5. Operasi Hitung Pembagian Pecahan di dalam penelitian ini terdiri dari operasi hitung pembagian bilangan asli dengan pecahan biasa; pecahan biasa dengan bilangan asli; pecahan biasa dengan pecahan biasa;, bilangan asli dengan pecahan campuran; pecahan campuran dengan bilangan asli; pecahan biasa dengan pecahan campuran; pecahan campuran dengan pecahan biasa, dan pecahan campuran dengan pecahan campuran.
6. Kelas V pada penelitian ini merupakan partisipan dalam penelitian, dengan rentang usia 10 sampai 11 tahun dengan tingkat perkembangan kognitifnya
menurut Piaget berada pada tahap operasional konkret serta sedang mendapatkan materi pembelajaran operasi hitung pembagian pecahan.
1.6 Struktur Organisasi
Penulisan disertasi ini secara umum terdiri dari lima bab, dengan rincian penjelasan setiap bab dijabarkan sebagai berikut:
1. Bab I Pendahuluan, terdiri dari latar belakang penelitian yang mengkaji eksistensi dan urgensi materi operasi hitung pembagian pecahan sebagai masalah dalam pembelajaran matematika di sekolah.

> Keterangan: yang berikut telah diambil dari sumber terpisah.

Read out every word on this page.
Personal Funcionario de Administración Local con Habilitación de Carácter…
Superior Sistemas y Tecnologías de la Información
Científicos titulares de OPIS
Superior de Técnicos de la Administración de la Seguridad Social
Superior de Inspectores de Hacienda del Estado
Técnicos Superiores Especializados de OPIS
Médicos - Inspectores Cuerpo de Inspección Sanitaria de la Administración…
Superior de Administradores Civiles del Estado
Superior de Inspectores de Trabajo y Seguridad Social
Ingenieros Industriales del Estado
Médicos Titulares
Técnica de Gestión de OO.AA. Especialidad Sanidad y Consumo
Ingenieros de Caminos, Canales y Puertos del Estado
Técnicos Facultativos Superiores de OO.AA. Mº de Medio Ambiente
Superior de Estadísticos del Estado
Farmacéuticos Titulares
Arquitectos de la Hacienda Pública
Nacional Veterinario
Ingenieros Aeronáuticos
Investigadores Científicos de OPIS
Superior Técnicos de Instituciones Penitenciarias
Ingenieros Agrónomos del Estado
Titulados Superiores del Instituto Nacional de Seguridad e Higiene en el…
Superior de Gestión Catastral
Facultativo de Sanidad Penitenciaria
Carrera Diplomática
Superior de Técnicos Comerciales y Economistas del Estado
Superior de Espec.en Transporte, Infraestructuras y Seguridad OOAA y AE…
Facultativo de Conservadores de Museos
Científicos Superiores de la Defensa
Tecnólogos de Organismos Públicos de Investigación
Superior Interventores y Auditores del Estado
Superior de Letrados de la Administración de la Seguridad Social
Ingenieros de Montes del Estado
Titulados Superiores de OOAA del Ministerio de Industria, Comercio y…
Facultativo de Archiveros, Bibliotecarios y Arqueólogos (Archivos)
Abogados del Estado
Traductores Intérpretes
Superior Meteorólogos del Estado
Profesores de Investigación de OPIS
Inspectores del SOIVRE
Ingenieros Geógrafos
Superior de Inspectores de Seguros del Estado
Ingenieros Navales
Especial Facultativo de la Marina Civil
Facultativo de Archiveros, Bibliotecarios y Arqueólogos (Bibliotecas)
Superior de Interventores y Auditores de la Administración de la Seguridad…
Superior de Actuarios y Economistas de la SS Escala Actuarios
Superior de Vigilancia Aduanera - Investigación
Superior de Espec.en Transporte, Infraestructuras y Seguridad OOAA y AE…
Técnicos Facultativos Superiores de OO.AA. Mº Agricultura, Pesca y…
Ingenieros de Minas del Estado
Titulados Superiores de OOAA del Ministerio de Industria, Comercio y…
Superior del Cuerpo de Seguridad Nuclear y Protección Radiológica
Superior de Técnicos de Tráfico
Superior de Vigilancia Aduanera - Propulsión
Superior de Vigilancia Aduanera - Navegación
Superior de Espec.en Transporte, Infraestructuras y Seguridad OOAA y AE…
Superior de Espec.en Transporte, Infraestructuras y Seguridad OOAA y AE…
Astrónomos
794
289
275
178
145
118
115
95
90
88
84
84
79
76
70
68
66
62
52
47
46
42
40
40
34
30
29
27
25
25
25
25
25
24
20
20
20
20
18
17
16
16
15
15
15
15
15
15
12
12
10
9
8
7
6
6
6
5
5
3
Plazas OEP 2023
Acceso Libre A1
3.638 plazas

Penjelasan terkait solusi yang ditawarkan untuk mengatasi hambatan belajar yang dialami siswa dalam mempelajari materi operasi hitung pembagian pecahan. Bab ini juga memuat tujuan penelitian, rumusan masalah yang terdiri dari delapan pertanyaan penelitian, dan manfaat penelitian yang dapat dilihat dari segi teori, kebijakan, dan praktik.
2. Bab II Kajian Pustaka, yaitu membahas teori atau konsep yang dibutuhkan dalam membuat desain didaktis, penelitian terdahulu yang relevan terkait materi operasi hitung pembagian pecahan, serta posisi teoritis peneliti terkait dengan materi operasi hitung pembagian pecahan dan desain didaktis.
3. Bab III Metode Penelitian, pada bab ini menyajikan desain penelitian yang dipakai yaitu Didactical Design Research (DDR) dalam menyusun desain pembelajaran. Partisipan dalam penelitian yaitu 10 orang siswa kelas V Sekolah Dasar Negeri yang berlokasi di Kota Bandung. Teknik pengumpulan data dilakukan dengan beberapa cara yaitu observasi, tes, wawancara, dan dokumentasi. Prosedur penelitian berisi langkah-langkah yang dilakukan sebelum penelitian, pada saat penelitian, dan setelah penelitian. Analisis data menggunakan tiga tahapan dalam DDR yaitu analisis prosfektif, metapedadidaktik, dan retrosfektif yang dikombinasikan dengan analisis data kualitatif. Memperhatikan juga etika dan hubungan manusia yang berisi isu etik penelitian dengan merahasiakan identitas partisipan dan tidak memaksa dalam penyampaian data.
4. Bab IV Temuan dan Pembahasan, pada bab ini diuraikan secara rinci hasil penelitian yang disesuaikan dengan pertanyaan penelitian yang ada dalam penelitian ini, dan pembahasan terkait deskripsi mengenai hasil temuan serta melihat keterkaitan antara hasil temuan dan kajian teori yang digunakan dalam penelitian ini.
5. Bab V Simpulan, Implikasi, dan Rekomendasi. Dalam bab ini disampaikan kesimpulan dari hasil temuan dan keterkaitan dengan teori yang digunakan dalam mengkaji penelitian ini, serta memuat beberapa implikasi dan rekomendasi untuk kemajuan penelitian ini selanjutnya.